Note – After a friend’s brother was diagnosed with stage 4 prostate cancer, a year after his test for prostate cancer came back clean, another friend said their doctor told them that tests taken after a prostate exam often show no cancer.
Anti-metastatic Efficacy of Silibinin: Molecular Mechanisms and Therapeutic Potential against Cancer ~ Excellent research source with 201 references ~ Read now.
Phyto-Female Complex for the relief of hot flushes, night sweats and quality of sleep: randomized, controlled, double-blind pilot study. Published February, 2007, Gynecological Endocrinology –
OBJECTIVE: To determine the efficacy and safety of the herbal formula Phyto-Female Complex (ingredients: standardized extracts of black cohosh, dong quai, milk thistle, red clover, American ginseng, chaste-tree berry) for the relief of menopausal symptoms.
RESULTS: The women receiving Phyto-Female Complex reported a significantly superior mean reduction in menopausal symptoms than the placebo group. The effect of treatment improvements in menopausal symptoms increased over time; by 3 months there was a 73% decrease in hot flushes and a 69% reduction of night sweats, accompanied by a decrease in their intensity and a significant benefit in terms of sleep quality. Hot flushes ceased completely in 47% of women in the study group compared with only 19% in the placebo group.

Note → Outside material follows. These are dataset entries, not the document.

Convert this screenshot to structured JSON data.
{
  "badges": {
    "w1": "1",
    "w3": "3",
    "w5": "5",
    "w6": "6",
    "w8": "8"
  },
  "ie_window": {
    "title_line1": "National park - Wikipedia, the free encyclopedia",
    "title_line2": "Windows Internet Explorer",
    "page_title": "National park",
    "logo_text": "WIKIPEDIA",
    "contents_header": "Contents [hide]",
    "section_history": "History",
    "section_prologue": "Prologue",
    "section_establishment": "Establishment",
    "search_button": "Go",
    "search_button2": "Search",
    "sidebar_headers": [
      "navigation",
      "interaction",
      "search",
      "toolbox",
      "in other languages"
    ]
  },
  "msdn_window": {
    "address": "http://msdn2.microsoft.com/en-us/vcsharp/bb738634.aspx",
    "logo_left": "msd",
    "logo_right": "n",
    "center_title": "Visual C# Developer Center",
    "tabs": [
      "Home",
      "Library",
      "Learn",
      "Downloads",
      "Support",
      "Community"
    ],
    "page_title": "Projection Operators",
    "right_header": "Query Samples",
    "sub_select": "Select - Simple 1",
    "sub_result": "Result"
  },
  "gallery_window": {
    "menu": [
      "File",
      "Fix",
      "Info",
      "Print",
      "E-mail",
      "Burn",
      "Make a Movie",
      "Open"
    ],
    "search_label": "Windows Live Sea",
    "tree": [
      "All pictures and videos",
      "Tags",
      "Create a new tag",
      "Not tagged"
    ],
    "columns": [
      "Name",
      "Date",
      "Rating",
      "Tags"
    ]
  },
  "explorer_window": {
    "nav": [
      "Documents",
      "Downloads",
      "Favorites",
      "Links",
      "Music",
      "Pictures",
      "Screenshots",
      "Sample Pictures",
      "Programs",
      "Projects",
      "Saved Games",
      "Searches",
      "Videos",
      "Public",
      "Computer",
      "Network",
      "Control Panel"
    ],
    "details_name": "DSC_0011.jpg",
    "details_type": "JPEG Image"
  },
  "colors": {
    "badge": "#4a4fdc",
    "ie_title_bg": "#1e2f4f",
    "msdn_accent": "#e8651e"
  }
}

Silymarin, the antioxidant component of Silybum marianum, protects against burn-induced oxidative skin injury. Published November, 2007, Burns – Journal of the International Society for Burn Injuries –
BACKGROUND: severe burn is one of the most common problems faced in the emergency room. Major thermal injury induces the activation of an inflammatory cascade resulting in local tissue damage, to contribute to the development of subsequent damage of multiple organs distant from the original burn wound.
CONCLUSION: Results indicate that both systemic and local administration of silymarin was effective against burn-induced oxidative damage and morphological alterations in rat skin. Therefore, silymarin merits consideration as a therapeutic agent in the treatment of burns.